Ancak Teksas başsavcısı, dava açma hevesinde pek yalnız değil. Kongre, 1990’lardan bu yana ABD göçmenlik sisteminde reform yapmak için anlamlı bir şekilde hareket etmede başarısız olduğundan, göçmenlik politikası giderek artan bir şekilde mahkeme meydan okumalarıyla şekilleniyor. Uzmanlar TIME’a göre, son yıllarda liberal ve muhafazakar başsavcılar, kar amacı gütmeyen kuruluşlar ve bireysel davacılar federal mahkemelerde çığ gibi göçle ilgili davalar açtılar ve bunun sonucunda karmaşık ve çoğu zaman çelişkili mahkeme kararlarının bolluğu ortaya çıktı. Kongre’nin kenarda kalmasıyla, federal yargıçlar şimdi yürütme eylemlerinin kapsamını, federal yönergeleri ve ajans kurallarını yorumlama ve dikte etme – böylece ABD göçmenlik politikasının gerçekte nasıl çalıştığını belirleme – ön saflarda yer alıyor.
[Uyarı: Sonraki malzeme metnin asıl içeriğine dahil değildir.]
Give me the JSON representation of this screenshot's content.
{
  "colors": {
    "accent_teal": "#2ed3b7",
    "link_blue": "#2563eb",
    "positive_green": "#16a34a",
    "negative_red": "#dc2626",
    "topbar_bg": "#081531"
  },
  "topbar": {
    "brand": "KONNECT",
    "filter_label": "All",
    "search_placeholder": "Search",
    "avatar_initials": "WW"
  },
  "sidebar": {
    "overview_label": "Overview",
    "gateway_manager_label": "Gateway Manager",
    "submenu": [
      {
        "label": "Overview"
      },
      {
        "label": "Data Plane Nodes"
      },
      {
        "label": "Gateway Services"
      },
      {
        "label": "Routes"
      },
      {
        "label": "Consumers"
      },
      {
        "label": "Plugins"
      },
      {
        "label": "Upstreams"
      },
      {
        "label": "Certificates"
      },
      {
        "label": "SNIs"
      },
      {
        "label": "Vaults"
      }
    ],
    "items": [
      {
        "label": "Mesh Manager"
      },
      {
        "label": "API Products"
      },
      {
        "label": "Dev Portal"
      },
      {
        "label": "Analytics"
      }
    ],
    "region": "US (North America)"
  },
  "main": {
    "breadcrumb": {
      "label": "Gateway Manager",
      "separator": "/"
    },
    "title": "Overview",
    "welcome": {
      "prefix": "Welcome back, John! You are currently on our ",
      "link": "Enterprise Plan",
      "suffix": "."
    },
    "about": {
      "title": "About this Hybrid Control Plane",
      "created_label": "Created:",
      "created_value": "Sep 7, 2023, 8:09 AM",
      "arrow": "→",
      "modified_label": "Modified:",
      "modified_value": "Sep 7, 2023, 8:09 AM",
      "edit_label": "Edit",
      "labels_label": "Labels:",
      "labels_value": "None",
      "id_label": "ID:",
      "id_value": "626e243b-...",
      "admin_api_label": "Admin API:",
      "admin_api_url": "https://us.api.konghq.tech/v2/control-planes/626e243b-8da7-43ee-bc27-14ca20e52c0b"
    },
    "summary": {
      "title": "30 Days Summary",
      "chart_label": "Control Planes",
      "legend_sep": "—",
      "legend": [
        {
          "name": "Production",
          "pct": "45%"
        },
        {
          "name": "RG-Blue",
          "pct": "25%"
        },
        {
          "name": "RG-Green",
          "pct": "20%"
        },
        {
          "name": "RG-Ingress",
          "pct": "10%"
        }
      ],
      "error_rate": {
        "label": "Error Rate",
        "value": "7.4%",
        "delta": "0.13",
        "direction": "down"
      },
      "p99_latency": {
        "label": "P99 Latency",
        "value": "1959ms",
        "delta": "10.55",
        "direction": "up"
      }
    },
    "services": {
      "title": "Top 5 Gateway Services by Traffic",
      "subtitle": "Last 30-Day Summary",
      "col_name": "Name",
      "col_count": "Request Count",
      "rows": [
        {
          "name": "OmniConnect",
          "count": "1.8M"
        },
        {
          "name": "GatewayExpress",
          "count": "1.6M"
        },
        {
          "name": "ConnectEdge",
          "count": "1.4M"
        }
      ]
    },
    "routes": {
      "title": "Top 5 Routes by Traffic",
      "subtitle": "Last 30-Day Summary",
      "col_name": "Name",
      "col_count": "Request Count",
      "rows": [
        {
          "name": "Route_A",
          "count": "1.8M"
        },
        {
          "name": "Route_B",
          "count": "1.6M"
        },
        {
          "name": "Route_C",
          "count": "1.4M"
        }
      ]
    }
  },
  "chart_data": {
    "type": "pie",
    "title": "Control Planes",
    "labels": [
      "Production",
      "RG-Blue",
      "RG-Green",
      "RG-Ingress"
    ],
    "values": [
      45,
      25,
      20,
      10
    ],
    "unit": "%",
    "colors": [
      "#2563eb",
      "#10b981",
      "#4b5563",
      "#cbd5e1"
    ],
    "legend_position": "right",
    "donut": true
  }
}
“Bu, bozuk göçmenlik sistemimizin bir tezahürüdür” Stephen Yale-Loehr, Cornell Üniversitesi’nde göçmenlik yasası profesörü TIME’a anlatıyor. Kongre’nin kapsamlı göçmenlik reformunu geçememesi, ajans kurallarının ve yürütme eylemlerinin patlamasına neden oldu – bu da daha fazla yasal zorluğa yol açıyor, diyor. “Bugün, göçmenlikle ilgili hemen hemen her yürütme eylemine mahkemelerde itiraz ediliyor.”
Bu geçici sistem, hem ABD-Meksika sınırında hem de devlet kurumları içinde “kafa karışıklığının zirvesine” yol açtı. Theresa Kardinal BrownWashington merkezli bir düşünce kuruluşu olan Bipartisan Policy Center’da (BPC) göçmenlik ve sınır ötesi politikadan sorumlu genel müdür. Yeni federal kurallar veya yönergeler, duyurulmasından sadece günler veya haftalar sonra, bazen ek kısıtlamalar veya gereksinimlerle birlikte genellikle engellenir, sonlandırılır veya zorla eski durumuna getirilir. Hükümet yetkilileri, göçmenlik avukatları ve sıradan insanların ABD yasalarının sınırları konusunda genellikle şaşkın olduklarını söylüyor Elora MukherjeeColumbia Üniversitesi’nde hukuk profesörü ve okulun Göçmen Hakları Kliniği müdürü.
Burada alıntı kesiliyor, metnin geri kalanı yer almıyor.